= Reginald K. Groome =

Reginald K. Groome O.C. (December 18, 1927 - September 20, 1999), a native Montrealer, was known for his contributions to: the hotel and hospitality industries, the Scouting movement, and community service. At the time of his passing, he was chairman of the Board of Governors of Concordia University, Governor and Director of the Montreal General Hospital Center and Foundation, Director of the World Scout Foundation, Chairman of the World Scout Foundation in Canada, and Chairman of Scouts Canada Trust, chairman of the Board of Groome Capital.Com and a Director of the Voyageur Insurance Company.
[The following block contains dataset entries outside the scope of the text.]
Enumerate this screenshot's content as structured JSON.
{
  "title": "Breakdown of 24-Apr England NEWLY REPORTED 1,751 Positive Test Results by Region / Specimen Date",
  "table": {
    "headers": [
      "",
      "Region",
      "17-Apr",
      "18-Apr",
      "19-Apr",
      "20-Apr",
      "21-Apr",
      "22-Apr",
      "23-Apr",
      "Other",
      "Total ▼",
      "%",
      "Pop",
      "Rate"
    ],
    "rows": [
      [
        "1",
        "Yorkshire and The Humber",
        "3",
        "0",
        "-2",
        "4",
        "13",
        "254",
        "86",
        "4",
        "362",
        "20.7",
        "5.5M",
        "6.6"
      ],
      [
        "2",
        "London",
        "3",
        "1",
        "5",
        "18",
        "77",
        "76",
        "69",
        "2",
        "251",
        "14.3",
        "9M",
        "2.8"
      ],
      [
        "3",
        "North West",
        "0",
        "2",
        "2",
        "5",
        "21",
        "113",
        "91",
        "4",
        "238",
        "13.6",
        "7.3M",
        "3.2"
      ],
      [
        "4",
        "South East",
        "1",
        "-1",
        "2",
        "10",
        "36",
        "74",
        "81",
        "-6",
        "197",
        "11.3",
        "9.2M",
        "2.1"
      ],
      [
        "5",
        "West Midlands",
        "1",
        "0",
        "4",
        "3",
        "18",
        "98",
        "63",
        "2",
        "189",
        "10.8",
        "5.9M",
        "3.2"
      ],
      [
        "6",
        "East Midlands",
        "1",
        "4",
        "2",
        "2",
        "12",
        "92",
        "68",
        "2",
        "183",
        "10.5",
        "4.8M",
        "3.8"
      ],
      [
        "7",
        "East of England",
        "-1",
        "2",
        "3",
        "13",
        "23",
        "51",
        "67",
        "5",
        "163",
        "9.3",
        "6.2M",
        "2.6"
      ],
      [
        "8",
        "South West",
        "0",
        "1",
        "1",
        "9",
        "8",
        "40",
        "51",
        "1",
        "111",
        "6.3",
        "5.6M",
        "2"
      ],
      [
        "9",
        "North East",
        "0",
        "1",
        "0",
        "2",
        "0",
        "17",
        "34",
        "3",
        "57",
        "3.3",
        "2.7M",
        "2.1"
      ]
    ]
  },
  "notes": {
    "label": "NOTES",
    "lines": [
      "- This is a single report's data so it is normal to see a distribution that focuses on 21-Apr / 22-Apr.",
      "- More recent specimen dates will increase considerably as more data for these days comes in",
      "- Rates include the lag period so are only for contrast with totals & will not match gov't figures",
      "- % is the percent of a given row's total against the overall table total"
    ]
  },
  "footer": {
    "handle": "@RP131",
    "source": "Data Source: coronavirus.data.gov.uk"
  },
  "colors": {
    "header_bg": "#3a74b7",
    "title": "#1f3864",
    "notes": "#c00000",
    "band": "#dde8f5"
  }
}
Among his many past community service accomplishments, Groome was a noted radio broadcaster for 51 years from 1946 to 1997, with both CJAD and CFCF Montreal radio stations. He was President of the Boy Scouts of Canada, President of The Montreal Board of Trade, Chairman of The United Way / Centraide Campaign, Warden of the St. George's Anglican Church, Governor of La Chambre de Commerce du Québec, President of The Montreal Convention and Tourism Bureau, Director of the Quebec Society for the Defence of Animals, and Director of the Palais de la Civilization.
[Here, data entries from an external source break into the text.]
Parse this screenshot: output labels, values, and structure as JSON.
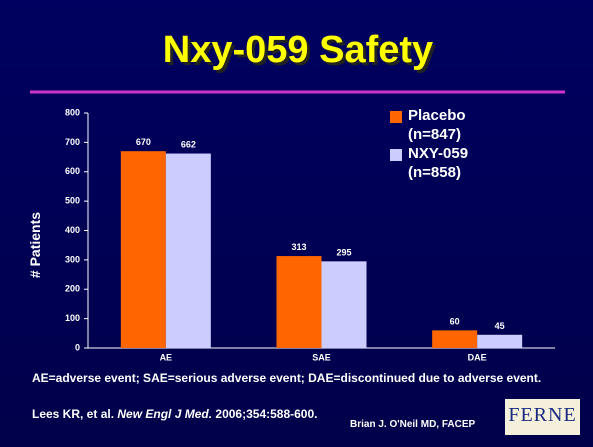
{
  "chart_data": {
    "type": "bar",
    "title": "Nxy-059 Safety",
    "y_label": "# Patients",
    "categories": [
      "AE",
      "SAE",
      "DAE"
    ],
    "series": [
      {
        "name": "Placebo (n=847)",
        "color": "#ff6600",
        "values": [
          670,
          313,
          60
        ]
      },
      {
        "name": "NXY-059 (n=858)",
        "color": "#ccccff",
        "values": [
          662,
          295,
          45
        ]
      }
    ],
    "ylim": [
      0,
      800
    ],
    "yticks": [
      0,
      100,
      200,
      300,
      400,
      500,
      600,
      700,
      800
    ],
    "legend": "top-right"
  },
  "footnote": "AE=adverse event; SAE=serious adverse event; DAE=discontinued due to adverse event.",
  "citation": {
    "authors": "Lees KR, et al.",
    "journal": "New Engl J Med.",
    "ref": "2006;354:588-600."
  },
  "author": "Brian J. O'Neil MD, FACEP",
  "logo": "FERNE"
}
Groome was perhaps best known for his career as a hotel executive. He started as a bellman at the Mount Royal Hotel in 1956, prior to becoming Personnel Manager at The Queen Elizabeth Hotel in 1957, where he hired and trained all their employees, in advance of the hotel's opening. A series of promotions led Groome to become General Manager of The Queen Elizabeth Hotel, then to chairman and President of Hilton Canada Inc, and Vice-president Development for Hilton International Inc, and finally, to Chairman of The Hotel Association of Canada. After retiring from Hilton in 1990 with 33 years of service, Groome continued in the hotel industry as Special Advisor to the President of Canadian Pacific Hotels and Resorts for another 5 years.
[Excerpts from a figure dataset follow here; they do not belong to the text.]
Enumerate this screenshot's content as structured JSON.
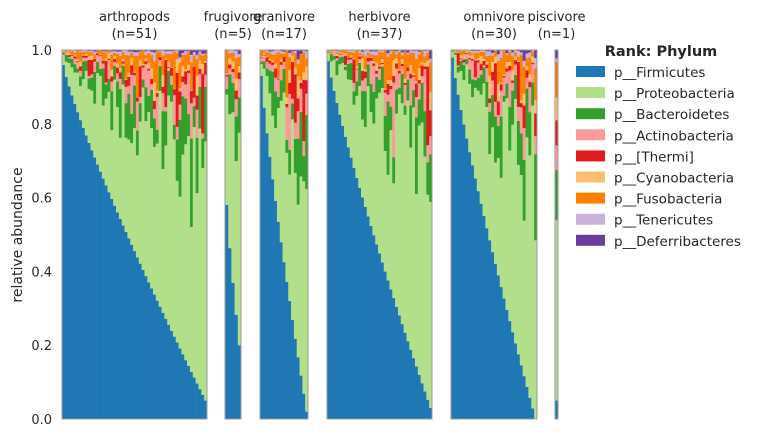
{
  "chart_data": {
    "type": "bar",
    "subtype": "stacked-100-percent, grouped panels",
    "ylabel": "relative abundance",
    "ylim": [
      0,
      1
    ],
    "yticks": [
      "0.0",
      "0.2",
      "0.4",
      "0.6",
      "0.8",
      "1.0"
    ],
    "legend": {
      "title": "Rank: Phylum",
      "placement": "right",
      "entries": [
        {
          "label": "p__Firmicutes",
          "color": "#1f77b4"
        },
        {
          "label": "p__Proteobacteria",
          "color": "#b2df8a"
        },
        {
          "label": "p__Bacteroidetes",
          "color": "#33a02c"
        },
        {
          "label": "p__Actinobacteria",
          "color": "#fb9a99"
        },
        {
          "label": "p__[Thermi]",
          "color": "#e31a1c"
        },
        {
          "label": "p__Cyanobacteria",
          "color": "#fdbf6f"
        },
        {
          "label": "p__Fusobacteria",
          "color": "#ff7f00"
        },
        {
          "label": "p__Tenericutes",
          "color": "#cab2d6"
        },
        {
          "label": "p__Deferribacteres",
          "color": "#6a3d9a"
        }
      ]
    },
    "groups": [
      {
        "name": "arthropods",
        "n_label": "(n=51)",
        "n": 51,
        "firmicutes_range": [
          0.96,
          0.05
        ]
      },
      {
        "name": "frugivore",
        "n_label": "(n=5)",
        "n": 5,
        "firmicutes_range": [
          0.58,
          0.2
        ]
      },
      {
        "name": "granivore",
        "n_label": "(n=17)",
        "n": 17,
        "firmicutes_range": [
          0.93,
          0.02
        ]
      },
      {
        "name": "herbivore",
        "n_label": "(n=37)",
        "n": 37,
        "firmicutes_range": [
          0.97,
          0.03
        ]
      },
      {
        "name": "omnivore",
        "n_label": "(n=30)",
        "n": 30,
        "firmicutes_range": [
          0.98,
          0.0
        ]
      },
      {
        "name": "piscivore",
        "n_label": "(n=1)",
        "n": 1,
        "firmicutes_range": [
          0.05,
          0.05
        ]
      }
    ]
  }
}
Among his many corporate board memberships, Groome served on the board of directors of The Arctic Group Inc, Mpact Immedia Corporation (which became BCE Emergis Technologies Inc. in 1999), Transat A.T. Inc, Industrial Alliance Life Insurance Company, General Trust Corporation of Canada, United States Fire Insurance Company, Crum and Forster Canada Ltd, Crum and Forster United States, Westchester Fire Insurance Company, The North River Insurance Company, International Insurance Company, Herald Insurance Company, Assured Assistance Inc, and Dustbane Enterprises Inc. Groome was also Chairman of the Urbanism Committee for the Parish of Saint Sauveur, Quebec.

== Awards ==
Awards received by Groome for his past services to business and the community include the following:

- In Scouting: The Silver Acorn in 1964, The Silver Wolf in 1978, The Baden Powell Fellow Award in 1982 from the World Scout Foundation, The Silver World Award in 1984 from The Boy Scouts of America, and The Bronze Wolf in 1996 from The World Scout Organization, presented to him by the King of Sweden.
- For Community Service: The Outstanding Citizen Award in 1976 from the City of Montreal, The Queen's Jubilee Medal in 1977, The Inaugural Canadian B'Nai B'Rith Award of Merit in 1978, Officer of The Order of Canada in 1980, Meritorious Citizen Award in 1980 from the province of Quebec, The Canada 125 Medal in 1992, and The United Way / Centraide Canada Award of Excellence in 1992.
- In Business: Named a Fellow of the Canadian Hospitality Institute in 1981, awarded a gold medal and honorary diploma by the Quebec Government in 1983 for Hotel and Restaurant Achievement and Tourism, McGill University Management Achievement in 1984, and Hotelier of the Year Award in 1990 from the province of Quebec Hotel Association.